The word is “dysthymia”. I could be wrong, but I’m guessing many of you will not have heard it before.

There are “official” symptoms of dysthymia (a condition that was first identified as recently as the 1980s), but essentially, it is a form of chronic depression that may be mild or intermittent for many years; to the extent that the sufferer may not even be aware there is anything wrong.

Symptoms can be vague in younger people, but when I saw this list of possible effects, I was shocked at how many I could (to a greater or lesser degree) tick off: habitually gloomy, pessimistic, humourless, or incapable of fun; passive and lethargic; introverted; sceptical, hypercritical, or complaining; self-critical, self-reproaching, and self-derogatory; and preoccupied with inadequacy, failure, and negative events.

I am definitely not all of the above—hard as it may be to believe—(I don’t see myself humourless, nor incapable of fun; in fact I enjoy a laugh almost as much as I love a double negative), but there are many traits there that have been part of me genuinely for as long as I can remember.

When I was formally diagnosed with “depression” in 2004, I felt some initial relief that there was an explanation for the way I had been feeling, but there was also a sense of being something of a fraud (if that’s the right word) because I didn’t feel “ill” as such, and there were no obvious outward signs of how hard it was to cope with every day—and interestingly that feeling of what can almost amount to deception (in the eyes of the sufferer) is another tell-tale sign of dysthymia.

The reason why the diagnosis is most often clumped together under the general banner of depression is that any visit to a doctor is likely to have been prompted by the effects of an unrelated illness or traumatic event, which has led to more extreme (i.e. “classic” depression) symptoms. Strictly speaking, this form of dysthymia is called “double depression” and it is the one-off more serious episode that is treated, rather than the long-standing underlying feelings, which the sufferer would almost certainly describe as “normal”. 
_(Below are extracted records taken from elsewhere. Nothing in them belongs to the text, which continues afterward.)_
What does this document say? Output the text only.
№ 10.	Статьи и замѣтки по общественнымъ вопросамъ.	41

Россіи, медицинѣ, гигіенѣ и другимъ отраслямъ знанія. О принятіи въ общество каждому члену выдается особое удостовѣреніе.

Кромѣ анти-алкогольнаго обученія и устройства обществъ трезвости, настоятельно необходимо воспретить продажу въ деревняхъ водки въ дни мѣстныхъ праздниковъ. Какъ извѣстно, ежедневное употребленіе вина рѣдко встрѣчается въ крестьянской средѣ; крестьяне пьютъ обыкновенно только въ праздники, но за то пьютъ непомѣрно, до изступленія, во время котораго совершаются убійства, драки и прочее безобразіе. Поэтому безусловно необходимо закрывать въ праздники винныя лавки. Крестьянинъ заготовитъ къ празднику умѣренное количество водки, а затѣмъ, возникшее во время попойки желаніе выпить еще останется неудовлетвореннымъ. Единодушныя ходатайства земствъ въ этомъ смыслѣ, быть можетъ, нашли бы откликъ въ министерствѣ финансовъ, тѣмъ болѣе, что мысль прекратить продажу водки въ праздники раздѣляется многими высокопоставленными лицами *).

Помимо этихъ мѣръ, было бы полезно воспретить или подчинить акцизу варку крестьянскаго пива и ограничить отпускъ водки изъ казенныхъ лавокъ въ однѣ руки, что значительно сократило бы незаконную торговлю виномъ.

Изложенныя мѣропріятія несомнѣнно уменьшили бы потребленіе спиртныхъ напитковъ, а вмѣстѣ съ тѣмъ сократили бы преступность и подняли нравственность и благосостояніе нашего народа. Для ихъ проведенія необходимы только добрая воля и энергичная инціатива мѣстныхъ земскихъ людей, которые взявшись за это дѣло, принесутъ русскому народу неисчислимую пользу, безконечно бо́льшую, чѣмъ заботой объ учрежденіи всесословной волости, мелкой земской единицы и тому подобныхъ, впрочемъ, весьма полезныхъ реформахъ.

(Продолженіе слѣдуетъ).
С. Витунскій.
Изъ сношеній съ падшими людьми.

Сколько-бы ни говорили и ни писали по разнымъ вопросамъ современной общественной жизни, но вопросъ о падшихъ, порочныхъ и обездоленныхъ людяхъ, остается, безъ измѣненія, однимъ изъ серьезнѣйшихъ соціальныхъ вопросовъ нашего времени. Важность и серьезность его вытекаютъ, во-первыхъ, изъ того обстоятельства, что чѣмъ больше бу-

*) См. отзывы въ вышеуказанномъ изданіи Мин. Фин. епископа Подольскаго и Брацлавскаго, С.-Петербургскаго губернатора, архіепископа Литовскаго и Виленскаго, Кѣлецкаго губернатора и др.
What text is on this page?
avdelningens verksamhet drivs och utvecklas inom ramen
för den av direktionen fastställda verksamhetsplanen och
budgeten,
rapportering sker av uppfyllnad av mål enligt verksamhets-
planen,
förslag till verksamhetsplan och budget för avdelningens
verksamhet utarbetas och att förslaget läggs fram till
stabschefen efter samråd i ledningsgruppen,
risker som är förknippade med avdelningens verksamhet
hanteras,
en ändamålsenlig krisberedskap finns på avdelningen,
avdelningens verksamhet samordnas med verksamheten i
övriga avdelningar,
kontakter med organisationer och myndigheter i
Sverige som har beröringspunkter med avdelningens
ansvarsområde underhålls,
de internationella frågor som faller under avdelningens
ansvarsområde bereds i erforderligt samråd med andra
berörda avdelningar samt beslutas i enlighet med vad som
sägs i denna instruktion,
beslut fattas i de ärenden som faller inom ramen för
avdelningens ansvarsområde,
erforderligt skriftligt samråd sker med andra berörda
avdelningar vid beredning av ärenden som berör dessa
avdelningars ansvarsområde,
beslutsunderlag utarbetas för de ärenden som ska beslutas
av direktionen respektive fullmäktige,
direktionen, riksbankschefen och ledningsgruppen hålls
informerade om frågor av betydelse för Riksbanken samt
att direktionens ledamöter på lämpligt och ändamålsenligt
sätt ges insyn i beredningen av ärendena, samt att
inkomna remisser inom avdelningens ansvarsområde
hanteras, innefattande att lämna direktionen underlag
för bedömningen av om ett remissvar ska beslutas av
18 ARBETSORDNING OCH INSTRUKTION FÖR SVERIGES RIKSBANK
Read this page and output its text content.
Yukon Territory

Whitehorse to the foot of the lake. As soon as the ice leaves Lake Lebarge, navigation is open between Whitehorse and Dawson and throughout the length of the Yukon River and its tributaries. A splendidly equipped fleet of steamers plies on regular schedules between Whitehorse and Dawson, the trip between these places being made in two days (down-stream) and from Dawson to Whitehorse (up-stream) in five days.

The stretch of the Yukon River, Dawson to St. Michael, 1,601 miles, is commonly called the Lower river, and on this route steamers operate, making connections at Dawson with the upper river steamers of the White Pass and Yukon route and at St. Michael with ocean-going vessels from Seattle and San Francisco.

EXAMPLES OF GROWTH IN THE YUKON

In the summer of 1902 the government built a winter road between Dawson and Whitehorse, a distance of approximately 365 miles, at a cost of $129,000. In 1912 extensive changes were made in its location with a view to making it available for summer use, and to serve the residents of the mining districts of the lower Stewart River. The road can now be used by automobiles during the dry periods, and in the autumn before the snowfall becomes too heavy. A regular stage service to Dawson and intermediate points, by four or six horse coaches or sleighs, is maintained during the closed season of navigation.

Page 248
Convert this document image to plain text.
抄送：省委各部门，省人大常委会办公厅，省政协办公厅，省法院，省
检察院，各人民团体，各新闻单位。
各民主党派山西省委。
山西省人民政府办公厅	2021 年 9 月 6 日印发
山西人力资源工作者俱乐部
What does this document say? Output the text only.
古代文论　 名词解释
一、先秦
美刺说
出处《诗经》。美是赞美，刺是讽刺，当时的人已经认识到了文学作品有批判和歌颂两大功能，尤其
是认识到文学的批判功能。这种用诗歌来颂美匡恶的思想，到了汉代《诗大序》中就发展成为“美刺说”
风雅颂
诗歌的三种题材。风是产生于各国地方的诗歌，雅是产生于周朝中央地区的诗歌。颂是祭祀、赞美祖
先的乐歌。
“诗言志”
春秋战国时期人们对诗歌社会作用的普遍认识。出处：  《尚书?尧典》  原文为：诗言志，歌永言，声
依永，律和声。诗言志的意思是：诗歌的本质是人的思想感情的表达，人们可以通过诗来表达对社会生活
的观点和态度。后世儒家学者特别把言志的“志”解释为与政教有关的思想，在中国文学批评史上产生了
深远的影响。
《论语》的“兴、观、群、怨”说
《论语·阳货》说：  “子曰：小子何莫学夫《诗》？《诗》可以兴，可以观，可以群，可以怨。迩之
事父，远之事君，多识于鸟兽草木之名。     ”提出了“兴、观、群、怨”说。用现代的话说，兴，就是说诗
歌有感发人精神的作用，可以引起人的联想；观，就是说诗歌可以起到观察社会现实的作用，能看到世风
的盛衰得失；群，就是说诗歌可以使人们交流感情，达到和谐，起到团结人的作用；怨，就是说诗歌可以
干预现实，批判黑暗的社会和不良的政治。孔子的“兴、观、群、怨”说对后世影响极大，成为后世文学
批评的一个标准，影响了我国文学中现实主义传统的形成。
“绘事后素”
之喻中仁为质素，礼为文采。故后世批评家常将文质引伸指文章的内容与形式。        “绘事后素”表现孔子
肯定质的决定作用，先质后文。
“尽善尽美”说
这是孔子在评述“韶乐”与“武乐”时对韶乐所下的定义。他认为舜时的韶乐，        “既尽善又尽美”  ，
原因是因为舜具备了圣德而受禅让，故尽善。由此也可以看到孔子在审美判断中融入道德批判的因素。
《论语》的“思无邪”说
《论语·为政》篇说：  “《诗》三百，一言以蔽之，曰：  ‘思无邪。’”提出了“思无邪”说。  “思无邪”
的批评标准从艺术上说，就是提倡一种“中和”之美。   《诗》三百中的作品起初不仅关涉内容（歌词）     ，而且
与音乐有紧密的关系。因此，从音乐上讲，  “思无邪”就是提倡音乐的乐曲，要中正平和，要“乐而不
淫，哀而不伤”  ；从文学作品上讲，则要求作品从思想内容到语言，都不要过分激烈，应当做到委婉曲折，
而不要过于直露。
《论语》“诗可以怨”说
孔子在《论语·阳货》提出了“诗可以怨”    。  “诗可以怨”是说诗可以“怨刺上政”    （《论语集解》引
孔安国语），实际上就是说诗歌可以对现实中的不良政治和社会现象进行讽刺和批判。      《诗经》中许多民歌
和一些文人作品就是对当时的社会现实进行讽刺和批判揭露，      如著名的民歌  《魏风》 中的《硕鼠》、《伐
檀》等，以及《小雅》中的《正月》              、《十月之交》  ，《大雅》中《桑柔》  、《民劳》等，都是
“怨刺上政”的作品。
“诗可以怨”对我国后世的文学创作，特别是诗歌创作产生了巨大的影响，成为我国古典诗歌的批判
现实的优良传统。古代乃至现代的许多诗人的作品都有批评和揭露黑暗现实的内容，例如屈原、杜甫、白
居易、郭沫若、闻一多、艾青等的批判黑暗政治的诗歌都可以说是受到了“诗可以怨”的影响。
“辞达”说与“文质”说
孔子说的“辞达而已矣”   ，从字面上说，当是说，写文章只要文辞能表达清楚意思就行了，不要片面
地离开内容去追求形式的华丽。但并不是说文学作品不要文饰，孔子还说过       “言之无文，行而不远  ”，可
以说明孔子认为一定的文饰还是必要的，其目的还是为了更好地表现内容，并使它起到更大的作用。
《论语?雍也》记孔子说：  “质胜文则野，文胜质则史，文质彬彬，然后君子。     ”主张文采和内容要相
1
What is really positive however is that it is possible to overcome the lack of energy, feelings of isolation and debilitating negative thoughts and still be able to achieve personal goals. It may be harder and take longer, but whilst dysthymia is a heavy burden to carry, failure is not inevitable; and the feeling on realising an aim or ambition is arguably much greater as a result. I can certainly identify with that sense of achievement at the fulfilment of a challenge (just as I can with the enduring symptoms of dysthymia), and whilst I may never completely conquer my lifelong fear of failure, no one can ever say I haven’t tried my best… and I’m actually really proud of that.

To me, “depression” was always an uncomfortable label. It is my belief that that so many people face their own far greater challenges with the kind of quiet bravery and dignity to which I could only aspire. I suppose it could be argued that dysthymia is simply a different label, but after waiting forty of my fifty-one years to finally understand who I was... who I am... those nine letters have given me an answer and (both belatedly and wonderfully) an identity. Sadly, the symptoms don’t disappear overnight. In fact they don’t disappear at all; but the ever-present clouds are one shade of grey lighter than they were before… it may not seem a big deal to some, but it definitely is to me.